Story tient surtout à définir explicitement son travail comme celui d’un musicien visuel, d’un musicien du corps, confirmant sa vision marginale de son propre statut de danseur :

You have to practise until it hardens and you’re inside the music. Until, when people look at you, you seem to have become the music. First the instruments and then the really small accents. Sometimes there’s even ambience in the studio that you pick up in your body. It becomes that meticulous.

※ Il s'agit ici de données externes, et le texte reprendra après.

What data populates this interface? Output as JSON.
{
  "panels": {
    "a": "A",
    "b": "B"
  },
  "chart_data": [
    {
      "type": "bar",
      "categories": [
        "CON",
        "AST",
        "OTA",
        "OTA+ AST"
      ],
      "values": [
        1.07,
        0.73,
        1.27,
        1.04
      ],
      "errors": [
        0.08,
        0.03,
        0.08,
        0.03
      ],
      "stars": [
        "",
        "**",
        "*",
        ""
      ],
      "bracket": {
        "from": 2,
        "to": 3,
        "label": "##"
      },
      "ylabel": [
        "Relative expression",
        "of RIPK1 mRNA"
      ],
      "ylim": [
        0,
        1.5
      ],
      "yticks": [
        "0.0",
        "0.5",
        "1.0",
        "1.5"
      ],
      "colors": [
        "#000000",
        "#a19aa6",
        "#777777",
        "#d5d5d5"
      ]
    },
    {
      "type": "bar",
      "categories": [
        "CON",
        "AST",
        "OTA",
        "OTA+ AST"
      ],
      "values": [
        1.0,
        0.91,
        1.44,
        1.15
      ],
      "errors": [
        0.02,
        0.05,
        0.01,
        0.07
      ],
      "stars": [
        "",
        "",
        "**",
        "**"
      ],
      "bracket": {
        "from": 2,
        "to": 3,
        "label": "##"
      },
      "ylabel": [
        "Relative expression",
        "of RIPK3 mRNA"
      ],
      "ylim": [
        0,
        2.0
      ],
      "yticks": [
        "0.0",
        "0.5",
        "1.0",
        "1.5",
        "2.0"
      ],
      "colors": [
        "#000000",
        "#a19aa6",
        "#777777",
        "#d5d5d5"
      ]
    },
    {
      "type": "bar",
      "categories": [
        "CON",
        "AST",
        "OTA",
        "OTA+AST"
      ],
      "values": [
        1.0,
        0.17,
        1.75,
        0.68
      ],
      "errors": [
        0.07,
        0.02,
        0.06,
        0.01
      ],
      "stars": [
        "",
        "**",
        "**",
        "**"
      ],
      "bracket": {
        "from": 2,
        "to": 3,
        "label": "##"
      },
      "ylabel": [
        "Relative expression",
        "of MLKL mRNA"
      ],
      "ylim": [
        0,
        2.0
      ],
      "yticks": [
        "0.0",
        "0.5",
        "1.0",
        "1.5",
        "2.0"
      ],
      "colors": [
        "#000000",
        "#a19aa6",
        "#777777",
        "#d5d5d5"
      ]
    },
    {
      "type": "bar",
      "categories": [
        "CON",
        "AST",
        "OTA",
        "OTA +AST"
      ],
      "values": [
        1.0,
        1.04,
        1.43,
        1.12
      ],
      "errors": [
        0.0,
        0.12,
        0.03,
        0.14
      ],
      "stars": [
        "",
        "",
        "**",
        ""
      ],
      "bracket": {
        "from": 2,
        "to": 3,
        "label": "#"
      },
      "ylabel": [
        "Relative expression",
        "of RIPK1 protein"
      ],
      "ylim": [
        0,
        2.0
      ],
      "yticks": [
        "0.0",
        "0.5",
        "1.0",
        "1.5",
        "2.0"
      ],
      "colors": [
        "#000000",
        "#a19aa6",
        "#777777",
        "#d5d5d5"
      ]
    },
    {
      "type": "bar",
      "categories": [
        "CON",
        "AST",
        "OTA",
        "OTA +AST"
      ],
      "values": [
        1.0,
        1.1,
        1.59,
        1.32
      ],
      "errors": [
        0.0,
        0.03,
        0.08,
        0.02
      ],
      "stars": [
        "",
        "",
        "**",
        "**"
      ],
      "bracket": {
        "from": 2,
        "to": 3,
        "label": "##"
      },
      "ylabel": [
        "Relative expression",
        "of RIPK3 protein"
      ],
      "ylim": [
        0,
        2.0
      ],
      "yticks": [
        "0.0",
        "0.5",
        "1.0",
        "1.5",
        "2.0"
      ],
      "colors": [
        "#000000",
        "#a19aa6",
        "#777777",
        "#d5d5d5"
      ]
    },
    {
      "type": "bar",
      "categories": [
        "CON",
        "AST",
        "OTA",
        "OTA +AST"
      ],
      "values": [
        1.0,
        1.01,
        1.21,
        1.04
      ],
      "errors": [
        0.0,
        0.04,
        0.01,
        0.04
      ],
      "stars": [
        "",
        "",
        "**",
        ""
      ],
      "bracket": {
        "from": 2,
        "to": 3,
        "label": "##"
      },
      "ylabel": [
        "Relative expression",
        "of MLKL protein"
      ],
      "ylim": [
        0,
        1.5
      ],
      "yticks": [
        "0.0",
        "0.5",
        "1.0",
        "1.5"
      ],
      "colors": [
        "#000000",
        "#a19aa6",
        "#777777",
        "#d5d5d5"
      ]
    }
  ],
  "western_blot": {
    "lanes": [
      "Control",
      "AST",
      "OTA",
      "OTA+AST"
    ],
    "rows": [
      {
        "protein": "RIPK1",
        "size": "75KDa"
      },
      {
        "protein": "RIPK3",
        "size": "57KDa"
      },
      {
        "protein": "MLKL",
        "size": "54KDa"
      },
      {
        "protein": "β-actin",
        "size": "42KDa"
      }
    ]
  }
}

(« Il faut s’entraîner jusqu’à ce que ça devienne dur, et alors c’est là que vous arrivez à l’intérieur de la musique. Jusqu’à ce que vous ayez l’air d’être devenu la musique, quand les gens vous regardent. D’abord [vous faites] les instruments, puis les petites inflexions, les tout petits accents. Parfois, le corps capte même l’ambiance du studio. C’est précis à ce point. »)

S’il n’a pas tout à fait percé comme d’autres prodiges de son niveau auraient pu le faire à sa place avec les dents un peu plus longues, Story se dit néanmoins plutôt content de sa carrière et évoque de temps à autre les difficultés psychiques (il se définit comme bipolaire et schizophrène) qui l’ont sans doute entravé. Sa discrétion relative dans le monde de la danse ne l’empêche pas, comme on peut le voir dans les multiples papiers mentionnés plus haut, de savoir très bien parler de son travail : il a beau ne pas être riche et célèbre, il discourt abondamment sur sa pratique et ne se donne pas des airs d’artiste mutique et incompris, si touché par la grâce qu’il ne daignerait pas mettre des mots sur ce qu’il fait. Et c’est donc un beau geste de sa part que de s’adresser à nous verbalement, avec autant de verve, puisque ce qu’il dit éclaire énormément ce qu’il fait, sans jamais dissiper l’aura qui émane de ses mouvements.

En contemplant Storyboard P et en réfléchissant à l’effet qu’il me faisait, j’ai constaté entre autres que nous mélomanes parlions finalement très peu de danse, que ce soit de danse contemporaine ou de danse de rue, de danse en club ou de notre façon personnelle de danser ou de ne pas danser. C’est un sujet limite aussi tabou que le sexe ou la drogue, alors que le fait de danser ou du moins d’avoir envie de danser reste une des bases fondamentales de la musique qu’on écoute. Et il ne faut pas limiter la danse à la dance music des clubs et des DJ, puisque depuis son apparition au milieu du vingtième siècle la plupart de la pop a toujours cherché à faire danser. La pulsion de mouvement domine même des musiques censées être moins entraînantes, plus intello ou contemplatives ou nihilistes : l’ambient ou le dub parlent au corps à leur façon, et le math rock ou le punk hardcore invitent à des gestes certes complexes mais néanmoins physiques. Même un groupe réputé puritain comme les Smiths porte dans sa musique quelque chose d’incontrôlé par l’esprit, un spasme, une saccade qu’on ne peut réprimer et qui se nourrit d’une sensualité bien à elle, pas très « slow jam » mais quand même plus lascive qu’on voudrait le croire.

Je vous laisserai en balançant une bonne petite platitude, mais qui est toujours bonne à rappeler à mon sens : c’est que le corps est partout dans la musique et le son, même quand on a peur de danser. La danse de Storyboard ne fait pas que réagir à la musique, elle se met dans sa chair, la joue, l’interprète au sens propre. Les personnages de Story sont les sons eux-mêmes, des sons qu’il rend anthropomorphes pour mieux nous communiquer leur énergie si indescriptible autrement, et nous les montrer ainsi dans tout leur mystère. Story pense la musique en la dansant, et nous n’avons plus qu’à le lire en le contemplant.